PEP 304, and alternative
Skip Montanaro
skip at pobox.com
Tue Jul 22 09:00:17 EDT 2003
Andrew> haven't seen much discussion on PEP 304 recently, what's its
Andrew> current status?
Same as before.
Andrew> It's so broad-brush; PYTHONBYTECODEBASE can only really be set
Andrew> per-user, and is likely to cause the same problems PYTHONPATH
Andrew> did (before site-packages and .pth files made all that easier).
Why is this a problem? It gives the user control over where .pyc files will
be written. My initial intent was that if users set it at all, it would be
set something like
PYTHONBYTECODEBASE=$HOME/tmp/python
or
PYTHONBYTECODEBASE=/tmp/skip/python
Andrew> The problems with user rights also look really horrid. Say
Andrew> bytecodebase is /tmp/python/. All users must have write access
Andrew> to /tmp/python/home, so they can store PYCs for PYs in their
Andrew> home directory; however if user A hasn't yet run a PY from his
Andrew> home directory, user B can create /tmp/python/home/A and put a
Andrew> booby-trapped PYC in, that could be run when user A executes a
Andrew> script of the same name from /home/A.

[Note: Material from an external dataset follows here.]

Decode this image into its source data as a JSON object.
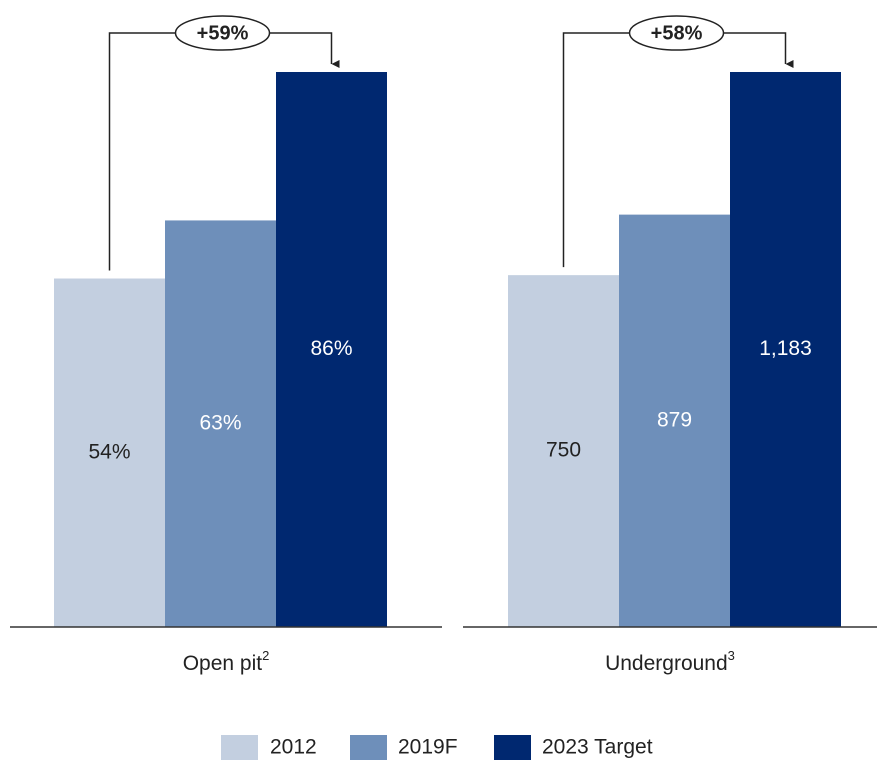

This is (minimally) addressed in the Issues section:
What if PYTHONBYTECODEBASE refers to a general directory (say, /tmp)?
In this case, perhaps loading of a preexisting bytecode file should
occur only if the file is owned by the current user or root.

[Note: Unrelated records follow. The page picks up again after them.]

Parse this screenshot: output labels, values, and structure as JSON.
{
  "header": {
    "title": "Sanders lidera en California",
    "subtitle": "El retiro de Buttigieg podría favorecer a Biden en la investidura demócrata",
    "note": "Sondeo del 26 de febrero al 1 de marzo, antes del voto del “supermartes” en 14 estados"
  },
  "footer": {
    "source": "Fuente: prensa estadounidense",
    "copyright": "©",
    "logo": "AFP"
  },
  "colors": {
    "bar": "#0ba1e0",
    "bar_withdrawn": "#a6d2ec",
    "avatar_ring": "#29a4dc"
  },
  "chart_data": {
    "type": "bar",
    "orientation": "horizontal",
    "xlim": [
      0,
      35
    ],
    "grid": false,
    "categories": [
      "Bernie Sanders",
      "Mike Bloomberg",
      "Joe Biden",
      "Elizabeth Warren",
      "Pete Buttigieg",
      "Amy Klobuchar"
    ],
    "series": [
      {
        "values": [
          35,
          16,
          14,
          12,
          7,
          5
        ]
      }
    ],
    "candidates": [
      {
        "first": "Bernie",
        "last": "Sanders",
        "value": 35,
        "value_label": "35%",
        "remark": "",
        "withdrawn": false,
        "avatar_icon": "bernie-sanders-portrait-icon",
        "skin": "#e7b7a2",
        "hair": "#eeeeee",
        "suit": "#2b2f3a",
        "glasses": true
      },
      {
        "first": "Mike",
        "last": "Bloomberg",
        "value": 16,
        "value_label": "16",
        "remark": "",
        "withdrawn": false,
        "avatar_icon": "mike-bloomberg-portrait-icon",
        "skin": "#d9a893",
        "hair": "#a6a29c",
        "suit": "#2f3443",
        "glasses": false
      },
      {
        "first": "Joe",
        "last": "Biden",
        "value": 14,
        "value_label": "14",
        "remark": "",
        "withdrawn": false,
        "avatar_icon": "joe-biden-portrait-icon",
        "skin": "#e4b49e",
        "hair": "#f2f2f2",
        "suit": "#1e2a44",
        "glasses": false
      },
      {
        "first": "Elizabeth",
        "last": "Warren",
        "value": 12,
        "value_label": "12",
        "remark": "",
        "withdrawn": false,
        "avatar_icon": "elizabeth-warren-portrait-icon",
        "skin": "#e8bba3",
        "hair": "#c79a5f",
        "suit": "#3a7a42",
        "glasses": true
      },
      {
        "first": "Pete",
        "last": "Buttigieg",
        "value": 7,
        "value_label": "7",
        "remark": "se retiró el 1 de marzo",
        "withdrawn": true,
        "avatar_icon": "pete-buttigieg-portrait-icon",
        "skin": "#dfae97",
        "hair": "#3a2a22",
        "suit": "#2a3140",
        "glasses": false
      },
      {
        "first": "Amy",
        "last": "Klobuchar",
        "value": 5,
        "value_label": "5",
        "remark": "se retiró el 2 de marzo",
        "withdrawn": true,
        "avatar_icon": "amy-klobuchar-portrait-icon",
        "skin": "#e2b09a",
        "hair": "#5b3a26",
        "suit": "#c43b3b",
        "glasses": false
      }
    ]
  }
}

By "general directory" I mean writable by more than just root.
Andrew> I'd instead like to do it by having a writable mapping in sys
Andrew> somewhere which can hold a number of directory remappings. This
Andrew> could then be written to on a site-level basis by
Andrew> sitecustomize.py and/or a user or module-level basis by user
Andrew> code. eg.
Andrew> sys.bytecodebases= {
Andrew> '/home/and/pylib/': '/home/and/pybin/',
Andrew> '/www/htdocs/cgi-bin/': '/www/cgi-cache/'
Andrew> }
Andrew> and so on.
How is this better? How does it address the security problem you raised
above?
Andrew> Also it avoids the problem of what to do on multi-root
Andrew> filesystems like that of Windows, as only string matching is
Andrew> required.
Windows' multi-root filesystem is a known problem. I've not yet been able
to solve it, though I must admit I haven't worked on it in awhile either.